I use a few coloured vintage propelling chinagraph pencils. Supplied by government supplies in the UK. But where am I going to find Chinagraph inserts when they're worn down?
Uni Kuru Toga Advance is the way to go
My three favorite classes in college were technical drawing. Shortly after i graduated ( 1987) CAD came on the scene.
I always used Koh-i-Noor mechanical pencils and they always come with sharpener.
My fave mechanical pencil is the uni-ball Kuru Toga. It has a mechanism that rotates the lead as you write - maintains a sharp point. The leads are also infused with nano diamond particles 💎
I've heard about those. Would like to try.
Yup I have one. Best pencil.

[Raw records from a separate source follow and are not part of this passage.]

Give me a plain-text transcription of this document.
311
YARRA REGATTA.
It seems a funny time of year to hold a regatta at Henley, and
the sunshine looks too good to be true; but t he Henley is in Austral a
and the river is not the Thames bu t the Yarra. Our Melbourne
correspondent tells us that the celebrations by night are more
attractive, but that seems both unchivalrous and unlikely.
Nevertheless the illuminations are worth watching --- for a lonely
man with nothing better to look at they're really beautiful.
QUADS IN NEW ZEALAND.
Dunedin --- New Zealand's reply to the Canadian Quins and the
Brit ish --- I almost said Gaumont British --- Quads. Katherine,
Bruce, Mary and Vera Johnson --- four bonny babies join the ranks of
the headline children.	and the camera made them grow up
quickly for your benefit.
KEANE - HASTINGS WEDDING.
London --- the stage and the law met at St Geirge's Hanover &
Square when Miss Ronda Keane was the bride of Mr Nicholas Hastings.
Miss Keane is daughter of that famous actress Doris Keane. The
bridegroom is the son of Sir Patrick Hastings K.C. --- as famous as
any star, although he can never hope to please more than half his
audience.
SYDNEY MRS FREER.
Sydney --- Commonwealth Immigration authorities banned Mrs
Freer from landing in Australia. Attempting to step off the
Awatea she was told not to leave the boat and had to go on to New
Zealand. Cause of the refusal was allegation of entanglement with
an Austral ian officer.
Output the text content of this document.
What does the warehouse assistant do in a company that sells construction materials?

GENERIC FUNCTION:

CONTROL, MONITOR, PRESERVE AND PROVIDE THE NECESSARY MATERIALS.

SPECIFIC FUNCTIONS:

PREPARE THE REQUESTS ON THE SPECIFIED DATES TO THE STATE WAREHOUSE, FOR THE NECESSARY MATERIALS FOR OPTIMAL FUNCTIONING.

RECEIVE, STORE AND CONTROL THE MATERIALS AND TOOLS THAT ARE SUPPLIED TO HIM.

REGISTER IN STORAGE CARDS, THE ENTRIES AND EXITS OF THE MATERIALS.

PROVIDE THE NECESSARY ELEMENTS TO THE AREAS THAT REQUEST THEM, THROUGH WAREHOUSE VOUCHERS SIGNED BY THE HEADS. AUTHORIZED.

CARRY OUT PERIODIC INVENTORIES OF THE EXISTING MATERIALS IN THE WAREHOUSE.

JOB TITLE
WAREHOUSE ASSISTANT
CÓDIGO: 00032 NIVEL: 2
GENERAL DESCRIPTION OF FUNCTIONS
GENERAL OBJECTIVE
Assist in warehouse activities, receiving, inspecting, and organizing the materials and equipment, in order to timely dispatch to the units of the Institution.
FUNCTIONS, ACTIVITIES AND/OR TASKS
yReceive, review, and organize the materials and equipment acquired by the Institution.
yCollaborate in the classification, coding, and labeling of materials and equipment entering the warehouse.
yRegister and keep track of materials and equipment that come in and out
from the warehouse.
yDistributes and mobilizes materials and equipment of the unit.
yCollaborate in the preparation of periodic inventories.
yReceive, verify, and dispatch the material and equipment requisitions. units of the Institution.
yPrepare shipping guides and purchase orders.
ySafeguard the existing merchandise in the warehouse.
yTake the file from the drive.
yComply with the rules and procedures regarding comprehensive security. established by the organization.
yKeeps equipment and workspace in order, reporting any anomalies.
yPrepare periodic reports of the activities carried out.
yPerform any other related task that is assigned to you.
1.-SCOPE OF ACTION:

Not sure about the diamonds though.
I wish drafting was still A Thing, I’d take the time to hone my skills while I’m currently between jobs, as I think I could find it to be very meditative, even more so than handling clinical data and writing it up
I was told the Sharp electronics company started out making that type of mechanical pencil, hence the name Sharp......I could of course be completely wrong. Non the less a very enjoyable video 🙂
PETER DRAWS STOLE YOUR STYLE
More pen and pencil vids please. Just got a few of those fountain pens from a previous video and loving them.
Being a shop student in High school I ended up doing a couple years of old school drafting. The time spent doing that served me well later in the electronic industry. I still use a number of those same mechanical pencils drawing up projects in my retirement years. 👍
Memories
It's the body that matters with a mechanical pencil. You don't have to use the lead provided.
That colorway is beautiful.
I think these are similar to kitaboshi, maybe same underlying manufacturer but cheaper. Looks like it.
Confirmed this is the case (they're the OEM), the best part of these pencils is the smell!!! wow!
2B or not 2B....That is the question...
I like Autopoint
I just realized, isn't it a huge waste to sharpen the tip? The only part that actually goes onto the paper is the small center.
I dig the intro music.
And how do we know that Shakespeare was into using pencils? "2B or not 2B, that is the question..."
Those Kohinoor rapidomatics are an amazing drawing experience! Thanks for this Fran. As primarily an artist, I'm definitely here for this content as well.
I used to be a Pentel fanboi, especially their HB lead. Probably still am, though I'm not sure since I rarely write anything anymore!
✏️✒️🖋🖊🖌🖍
You can and could buy cigarette filters for rolling your own cigarettes.
We used them for math.
Love it!
Thanks!
Thank YOU Zachary!
Yes, the pen and pencil videos are great...the leads from mechanical pencils can also be used to make a very simple, but functional carbon microphone...
Drafting was part of shop class when I was in high school....I enjoyed it.
I wonder if it's still taught in high school, or is it a college thing now?
Great rundown on some mechanical pencils. The Timber seems nice. But the first wood one wouldn't appeal to me as I was never was a fan of pressing on the eraser.
Also, I wondered what yer smallest mechanical pencil is. That had been a quest of mine in the past
Nice Mechanical Pencils Fran, and you certainly have some nice hand writing. Not like me my writing not that I do it much at all looks more like a 7 Year Old's.
Have you ever done a study of the history of pencil sharpeners, and unusual ones?
Cool video. * but as usual ALL of yours are
Here in Australia we called them "pacers". I could never get used to them during my school days - the slightest bit of pressure on the lead and it would break. A couple of decades later, a dear friend got me to try out her Pentel Twist-Erase 0.9 and I've yet to break the lead after 5 years of regular use.